= Gilbert Crispin =

Gilbert Crispin (c. 1055 – 1117) was a Christian author and Anglo-Norman monk, appointed by Archbishop Lanfranc in 1085 to be the abbot, proctor and servant of Westminster Abbey, England. Gilbert became the third Norman Abbot of Westminster to be appointed after the Norman Conquest, succeeding Abbot Vitalis of Bernay.

==Biography==
He was probably the grandson of Gislebert Crispin, Baron of Bec, although the Crispin line is notoriously convoluted and uncertain. His father may have been William Crispin, and his mother Eve the daughter of Simon de Montfort l'Aumary. He was closely related to Robert Crispin (Latin Ro(d)bertus Crispinus) a Norman mercenary who died in 1073.

Gilbert was a young monk under Saint Anselm at the Abbey of Bec, Normandy. There Gilbert was said to have: "become a perfect scholar in all the liberal arts". In 1093 Anselm became Archbishop of Canterbury. Gilbert promoted Anselm's arguments in his disputes with King Henry I of England. Gilbert was probably useful to Anselm's cause, since he apparently also acted as a general administrator to the King.

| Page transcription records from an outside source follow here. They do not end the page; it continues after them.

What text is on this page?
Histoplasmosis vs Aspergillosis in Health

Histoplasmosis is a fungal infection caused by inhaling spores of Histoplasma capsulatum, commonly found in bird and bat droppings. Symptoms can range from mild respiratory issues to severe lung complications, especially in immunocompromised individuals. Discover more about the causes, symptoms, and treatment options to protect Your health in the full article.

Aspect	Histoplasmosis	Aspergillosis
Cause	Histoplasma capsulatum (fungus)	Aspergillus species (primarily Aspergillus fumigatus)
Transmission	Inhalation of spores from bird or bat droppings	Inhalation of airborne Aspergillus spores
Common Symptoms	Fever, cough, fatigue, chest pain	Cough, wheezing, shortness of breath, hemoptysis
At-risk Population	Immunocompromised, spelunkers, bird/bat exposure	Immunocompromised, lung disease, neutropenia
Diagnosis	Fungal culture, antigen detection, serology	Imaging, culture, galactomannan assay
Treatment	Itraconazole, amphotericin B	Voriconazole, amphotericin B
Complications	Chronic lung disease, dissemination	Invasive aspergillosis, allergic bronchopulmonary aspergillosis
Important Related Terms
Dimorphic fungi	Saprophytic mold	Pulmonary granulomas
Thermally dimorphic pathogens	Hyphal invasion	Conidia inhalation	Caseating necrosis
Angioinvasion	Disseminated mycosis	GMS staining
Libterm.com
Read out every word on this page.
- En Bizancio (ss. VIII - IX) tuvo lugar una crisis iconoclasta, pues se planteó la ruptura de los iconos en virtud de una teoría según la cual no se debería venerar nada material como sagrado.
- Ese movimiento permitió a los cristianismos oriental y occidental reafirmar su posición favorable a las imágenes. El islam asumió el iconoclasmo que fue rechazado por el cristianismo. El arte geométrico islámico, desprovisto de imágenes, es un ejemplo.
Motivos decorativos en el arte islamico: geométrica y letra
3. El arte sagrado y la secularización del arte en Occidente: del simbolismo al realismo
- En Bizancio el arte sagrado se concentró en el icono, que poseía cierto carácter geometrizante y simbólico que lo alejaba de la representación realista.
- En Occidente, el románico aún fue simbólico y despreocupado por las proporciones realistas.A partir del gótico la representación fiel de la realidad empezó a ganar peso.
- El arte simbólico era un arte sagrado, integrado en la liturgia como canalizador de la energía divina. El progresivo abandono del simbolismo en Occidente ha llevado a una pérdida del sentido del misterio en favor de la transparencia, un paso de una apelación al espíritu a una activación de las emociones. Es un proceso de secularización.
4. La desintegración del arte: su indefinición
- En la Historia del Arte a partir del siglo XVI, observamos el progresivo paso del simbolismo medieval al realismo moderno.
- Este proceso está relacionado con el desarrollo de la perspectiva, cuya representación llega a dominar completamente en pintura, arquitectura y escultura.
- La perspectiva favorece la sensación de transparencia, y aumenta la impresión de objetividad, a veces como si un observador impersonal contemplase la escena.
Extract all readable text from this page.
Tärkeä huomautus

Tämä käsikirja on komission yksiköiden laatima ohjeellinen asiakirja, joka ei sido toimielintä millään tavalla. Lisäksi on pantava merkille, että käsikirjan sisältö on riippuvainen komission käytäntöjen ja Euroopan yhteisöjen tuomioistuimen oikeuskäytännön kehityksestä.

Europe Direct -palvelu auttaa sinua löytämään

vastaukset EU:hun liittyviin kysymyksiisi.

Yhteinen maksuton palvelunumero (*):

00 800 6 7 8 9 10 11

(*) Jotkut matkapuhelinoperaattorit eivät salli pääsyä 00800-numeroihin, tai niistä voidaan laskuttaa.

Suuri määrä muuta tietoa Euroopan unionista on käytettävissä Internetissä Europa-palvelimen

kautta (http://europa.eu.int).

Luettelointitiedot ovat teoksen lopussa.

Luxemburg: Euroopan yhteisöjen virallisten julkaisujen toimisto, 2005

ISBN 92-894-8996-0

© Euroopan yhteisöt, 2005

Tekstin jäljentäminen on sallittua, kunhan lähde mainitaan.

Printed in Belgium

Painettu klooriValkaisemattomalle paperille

Gilbert's own careful and subtle writings opened a dialogue between the Christian and Jewish faiths, which may possibly have drawn on earlier (and now lost) work by an anonymous writer from the time of Charlemagne. Gilbert also wrote the life of Herluin (Vita Herluini), the knight-founder and first Abbot of Bec, and created many other works.

On Gilbert's death there was no Abbot appointed for four years. Much of Gilbert's organisational work was thus undone, until the appointment of Abbot Herbert in 1121 stabilised matters somewhat. Gilbert's tomb can be seen in Westminster Abbey, in the 'south walk'.

Gilbert's brother was Milo Crispin (d. 1149), precentor at the monastery at the Abbey of Bec. Milo wrote the Vita Lanfranci that drew on his brother Gilbert's Vita Herluini. Gilbert is also believed to be related to Miles Crispin of Wallingford.